Dank des Zertifikats können wieder mehr Freiheitsrechte ausgeübt werden. Daher ist es sinnvoll und zulässig, beim Kino- oder Restaurantbesuch auf die 3G zu setzen. Dies sagte jüngst die liberale Ökonomin und Publizistin Karen Horn im Gespräch mit Radio SRF . Nun erklärt sie, weshalb Freiheit nicht mit einem Leben ohne Regeln gleichzusetzen ist.
SRF News: Mit Ihnen spricht sich eine liberale Ökonomin für die Zertifikatspflicht – und damit für eine Freiheitsbeschränkung – aus. Wie kommt es dazu?
Karen Horn: Liberal zu argumentieren, heisst nicht, nur auf die Wirtschaft zu schauen. Und: Freiheit bedeutet nicht, dass man alles darf. Meine Freiheit endet da, wo jene des anderen anfängt. Und mein Handeln darf niemandem schaden.
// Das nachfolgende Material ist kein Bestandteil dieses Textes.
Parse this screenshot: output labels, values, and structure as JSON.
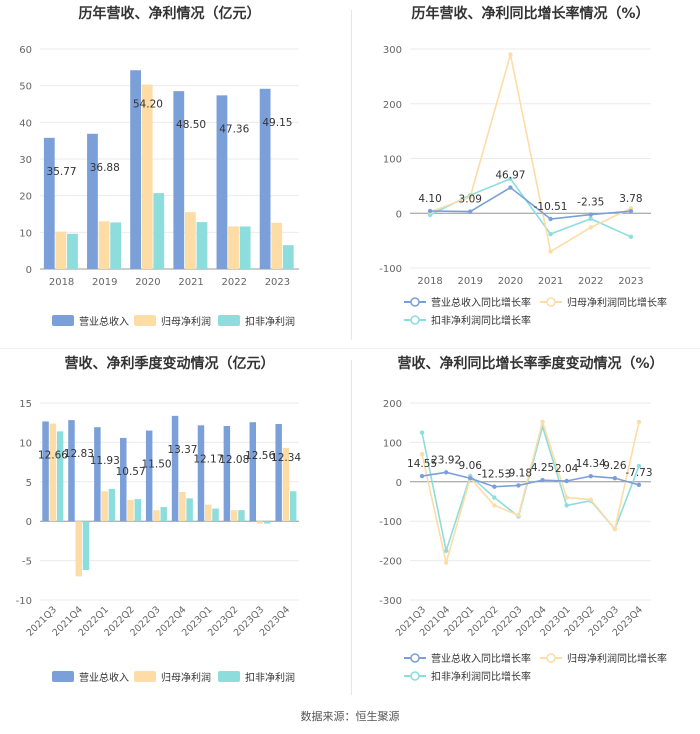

Freiheit bedeutet nicht, dass man alles darf.
Daher sichert das Recht unsere Freiheit nicht nur, sondern schränkt sie auch durch allgemeine Regeln und Pflichten ein. Das ist essenziell, damit das Gemeinwesen funktioniert.
So mancher Ungeimpfte empfindet diesen staatlichen Eingriff als indirekten Impfzwang. Was entgegnen Sie?
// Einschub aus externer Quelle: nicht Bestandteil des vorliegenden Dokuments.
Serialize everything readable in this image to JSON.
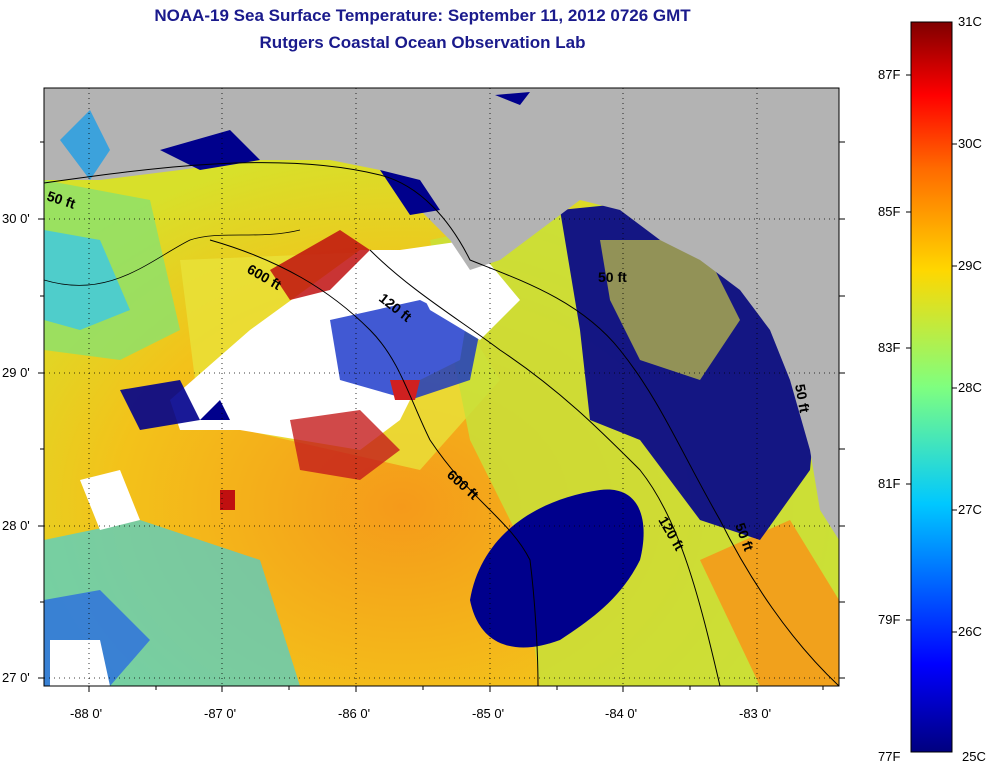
{
  "title": {
    "line1": "NOAA-19 Sea Surface Temperature:  September 11, 2012 0726 GMT",
    "line2": "Rutgers Coastal Ocean Observation Lab"
  },
  "map": {
    "lon_ticks": [
      "-88 0'",
      "-87 0'",
      "-86 0'",
      "-85 0'",
      "-84 0'",
      "-83 0'"
    ],
    "lat_ticks": [
      "30 0'",
      "29 0'",
      "28 0'",
      "27 0'"
    ],
    "contour_labels": [
      "50 ft",
      "600 ft",
      "120 ft",
      "600 ft",
      "50 ft",
      "120 ft",
      "50 ft",
      "50 ft"
    ],
    "colors": {
      "land": "#b3b3b3",
      "cloud_mask": "#ffffff",
      "cool_water": "#00008c",
      "warm_water": "#f2a000"
    }
  },
  "colorbar": {
    "celsius": [
      "31C",
      "30C",
      "29C",
      "28C",
      "27C",
      "26C",
      "25C"
    ],
    "fahrenheit": [
      "87F",
      "85F",
      "83F",
      "81F",
      "79F",
      "77F"
    ]
  }
}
Von Impfzwang zu reden, ist polemisch. Niemand rammt Ihnen gegen Ihren Willen gewaltsam die Spritze in den Arm.
Die Menschen haben immer noch die Wahl.
Und noch nicht einmal eine Impfpflicht gibt es. Die Menschen haben immer noch die Wahl: Wer sich nicht impfen lässt, kann sich einem Test unterziehen.
Ab dem 1. Oktober allerdings nicht mehr gratis. Da wird schon ein gewisser Druck auf Ungeimpfte ausgeüb t.
Das ist unangenehm, gewiss, aber Tests kosten nun mal. Warum sollte die Gemeinschaft etwas subventionieren, das wohl im jetzigen Stadium der Pandemiebekämpfung ineffizient ist, sofern es die Menschen vom Impfen abhält? Und warum soll eine Mehrheit eine Minderheit unterstützen, die sie daran hindert, wieder näher an ein normales Leben heranzukommen?
Sie sagen also, unter gewissen Umständen ist es legitim, die Freiheit zu beschränken. Wie funktioniert diese Güterabwägung?
Freiheit ist nie schrankenlos. Und die Schranken dürfen eben nicht willkürlich sein. Der Staat muss vor allem auf zwei Gesichtspunkte achten: darauf, dass seine Massnahmen geeignet sind, ihr Ziel zu erreichen und darauf, dass er den Bürgern immer die Wahl und eine Möglichkeit lässt, sich anzupassen.
Nun, wo alle Zugang zu den Impfstoffen haben, setzt man mit Gratistests unabsichtlich Anreize gegen die Impfung.
Solange der Staat noch nicht in der Lage war, für alle eine Impfung anzubieten, war die Strategie der Gratistests sinnvoll und effizient – ohne sie hätte sich das Infektionsgeschehen gar nicht kontrollieren lassen. Aber nun, wo alle Zugang zu den Impfstoffen haben, setzt man mit Gratistests unabsichtlich Anreize gegen die Impfung – und dieser Nebeneffekt ist ineffizient. Ich bin sicher: Die Zertifikatspflicht, verbunden mit dem Ende der Gratistests, wird die Pandemiebekämpfung voranbringen. Das sehen wir in Frankreich: Dort war der Schub für die Impfungen durch den «pass sanitaire» enorm.
Bleiben wir beim Ausland: In Italien gilt für Fernverkehrszüge die Zertifikatspflicht. Würden Sie in der Schweiz die 3G-Regel für den öffentlichen Verkehr ebenfalls begrüssen?
Natürlich. Im Zugverkehr sind Menschen dicht beieinander, da ist die Ansteckungsgefahr gross. Aber dank der 3G-Regel kann ich Zug fahren, ohne Angst haben zu müssen, mich selber oder jemand anderes anzustecken. Das ist doch ein starkes Argument. Wichtig ist allerdings: Sollte das Zertifikat tatsächlich auf den öV ausgeweitet werden, müsste der Staat der Bevölkerung dafür genügend Vorlaufzeit geben, damit sie sich anpassen kann: Ungeimpfte, die sich nicht länger testen wollen, müssten bis zur Einführung noch genug Zeit haben, sich impfen lassen zu können.
Das Gespräch führte Evelyne Fischer.